With nearly 2% of the population now believed to be living with HIV and Aids, experts fear Papua New Guinea is heading for a crisis similar to that in sub-Saharan Africa.
The country's government was for a long time accused of lacking the political will to do anything about infection rates that were rising at an alarming 30% a year.
But now it is "taking the bull by the horns", Secretary for Health, Dr Nicholas Mann, told the BBC.
Prime Minister Sir Michael Somare has brought the issue under his remit and the government is working with agencies in the country on a coordinated approach to tackle the crisis, he said.
But tackling the problem in a country such as PNG is "very difficult", he admitted.
"We have about 800 different cultures and languages, and trying to translate the message in a society that is only 34% literate is a monumental task."
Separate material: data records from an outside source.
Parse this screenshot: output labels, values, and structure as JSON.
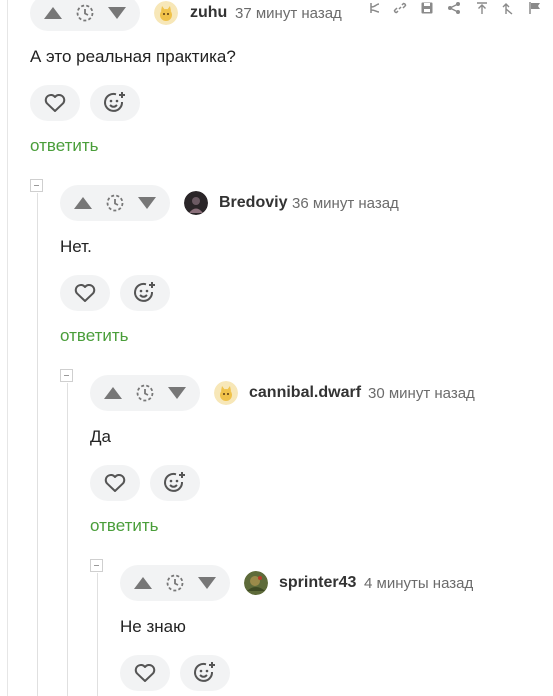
{
  "comments": [
    {
      "username": "zuhu",
      "time": "37 минут назад",
      "text": "А это реальная практика?",
      "reply_label": "ответить",
      "avatar": "cat-cartoon-avatar"
    },
    {
      "username": "Bredoviy",
      "time": "36 минут назад",
      "text": "Нет.",
      "reply_label": "ответить",
      "avatar": "dark-photo-avatar"
    },
    {
      "username": "cannibal.dwarf",
      "time": "30 минут назад",
      "text": "Да",
      "reply_label": "ответить",
      "avatar": "cat-cartoon-avatar"
    },
    {
      "username": "sprinter43",
      "time": "4 минуты назад",
      "text": "Не знаю",
      "avatar": "green-photo-avatar"
    }
  ],
  "icons": {
    "upvote": "arrow-up-icon",
    "downvote": "arrow-down-icon",
    "rating": "clock-dashed-icon",
    "like": "heart-icon",
    "reaction": "smile-plus-icon",
    "tools": [
      "branch-icon",
      "link-icon",
      "save-icon",
      "share-icon",
      "to-top-icon",
      "to-parent-icon",
      "flag-icon"
    ]
  },
  "colors": {
    "reply_link": "#4a9e3a",
    "pill_bg": "#f2f3f4",
    "icon": "#7a7a7a"
  }
}
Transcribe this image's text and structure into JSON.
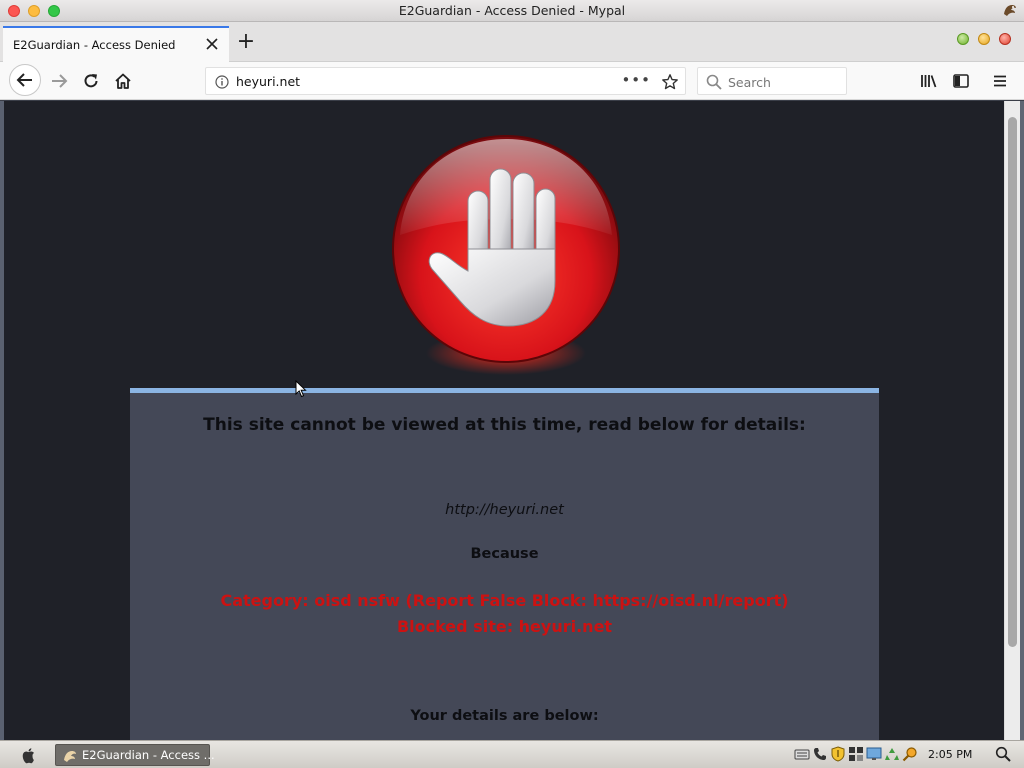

HIV is spread largely through heterosexual sex in Papua New Guinea, one of Asia's poorest countries. Unprotected sex, both paid-for and casual, is reported to be widespread.
The problem is particularly prevalent around the capital Port Moresby and other towns, major transport routes as well as mines and plantations.
But aid agencies point to a high level of violence towards women in the country as fuelling the epidemic.
"Women at most risk - those whose partners have multiple wives or who travel a lot - often say they have no control over the use of condoms and cannot refuse sex," Amnesty International recently said.
Deep-seated traditional and cultural belief systems are another factor, Dr Mann says.
"Firstly, people blamed it on witchcraft and sorcery," he said, admitting: "It will take some time and, unfortunately, loss of life before the message catches on."
On a practical level, experts say the country's health care infrastructure and resources are not adequate to cope with such an epidemic.